Defined mycobacterial antigens have not only the potential to increase specificity but also sensitivity: in a PPD-based IFN-γ assay the diagnosis of bTB may be masked by a high response to avian tuberculin superseding that to PPD-B, as may occur early after infection (Schiller et al., 2009c) or in animals co-infected with non-tuberculous mycobacteria such as M. avium ssp. paratuberculosis (Aranaz et al., 2006). As indicated earlier, however, overall results of current studies with defined antigens using ESAT-6 and CFP-10 demonstrated a reduced sensitivity compared to tuberculins, reduced by approximately 10% (Pollock et al., 2000; Buddle et al., 2003; Vordermeier et al., 2006; Vordermeier, H., unpublished results).
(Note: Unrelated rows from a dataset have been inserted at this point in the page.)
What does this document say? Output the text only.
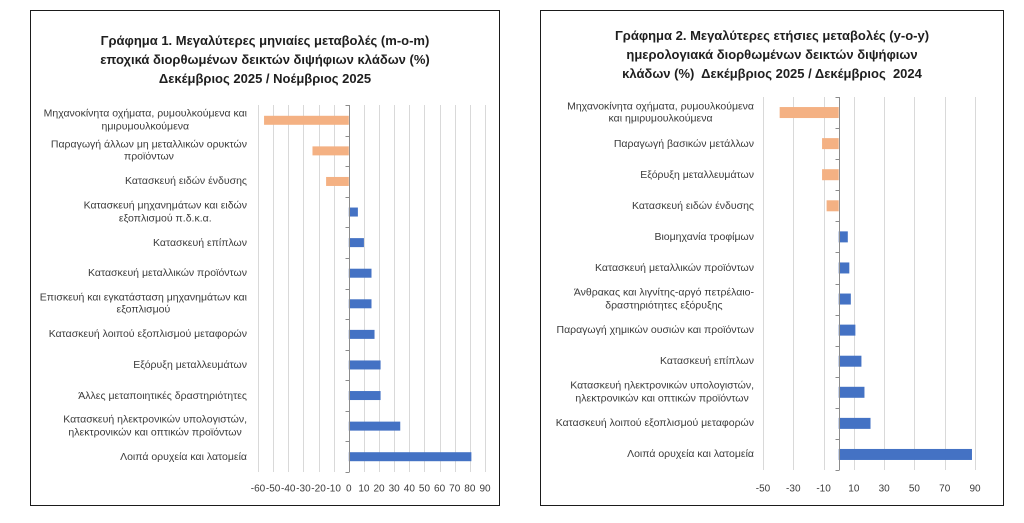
Γράφημα 1. Μεγαλύτερες μηνιαίες μεταβολές (m-o-m)
εποχικά διορθωμένων δεικτών διψήφιων κλάδων (%)
Δεκέμβριος 2025 / Νοέμβριος 2025
-60 -50 -40 -30 -20 -10 0 10 20 30 40 50 60 70 80 90
Μηχανοκίνητα οχήματα, ρυμουλκούμενα και
ημιρυμουλκούμενα
Παραγωγή άλλων μη μεταλλικών ορυκτών
προϊόντων
Κατασκευή ειδών ένδυσης
Κατασκευή μηχανημάτων και ειδών
εξοπλισμού π.δ.κ.α.
Κατασκευή επίπλων
Κατασκευή μεταλλικών προϊόντων
Επισκευή και εγκατάσταση μηχανημάτων και
εξοπλισμού
Κατασκευή λοιπού εξοπλισμού μεταφορών
Εξόρυξη μεταλλευμάτων
Άλλες μεταποιητικές δραστηριότητες
Κατασκευή ηλεκτρονικών υπολογιστών,
ηλεκτρονικών και οπτικών προϊόντων
Λοιπά ορυχεία και λατομεία
Γράφημα 2. Μεγαλύτερες ετήσιες μεταβολές (y-o-y)
ημερολογιακά διορθωμένων δεικτών διψήφιων
κλάδων (%)  Δεκέμβριος 2025 / Δεκέμβριος  2024
-50 -30 -10 10 30 50 70 90
Μηχανοκίνητα οχήματα, ρυμουλκούμενα
και ημιρυμουλκούμενα
Παραγωγή βασικών μετάλλων
Εξόρυξη μεταλλευμάτων
Κατασκευή ειδών ένδυσης
Βιομηχανία τροφίμων
Κατασκευή μεταλλικών προϊόντων
Άνθρακας και λιγνίτης-αργό πετρέλαιο-
δραστηριότητες εξόρυξης
Παραγωγή χημικών ουσιών και προϊόντων
Κατασκευή επίπλων
Κατασκευή ηλεκτρονικών υπολογιστών,
ηλεκτρονικών και οπτικών προϊόντων
Κατασκευή λοιπού εξοπλισμού μεταφορών
Λοιπά ορυχεία και λατομεία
Therefore, a wider range of antigens in addition to ESAT-6 and CFP-10 is needed for improving the sensitivity of specific antigen-based IFN-γ assays. In recent studies, promising antigen combinations for the IFN-γ assay resulting in improved sensitivity and specificity have been described (Cockle et al., 2006; Sidders et al., 2008; Schiller et al., 2009b). Importantly, Rv3615c and OmpATb were found to detect cattle with confirmed bTB but not responding to E/C. Recent data indicate a sensitivity of 89.0% and specificity of 97.0% for E/C combined with Rv3615c (Sidders et al., 2008; Vordermeier et al., 2009). These data have been achieved after 24-h storage of blood samples. A shortening of pre-culture time, however, has the potential to further increase sensitivity of a peptide-based IFN-γ assay. As shown with E/C in experimentally infected cattle, 24-h storage of blood samples resulted in slightly decreased OD values and reduced predictive outcome using E/C compared to 8 h storage (Whelan et al., 2004). This warrants further examination in field reactors and with additional defined antigens.

High logistical demands limit the use of the IFN-γ assay. Currently, blood samples need to be transported to a laboratory and to be processed within 24 h. An “in-tube” or “in-plate” stimulation device allowing rapid stimulation of lymphocytes after blood collection would possibly have a positive impact on diagnostic sensitivity using defined antigens for stimulation. Such a device would surely be beneficial to overcome logistical difficulties and to reduce costs now required for “express transportation”.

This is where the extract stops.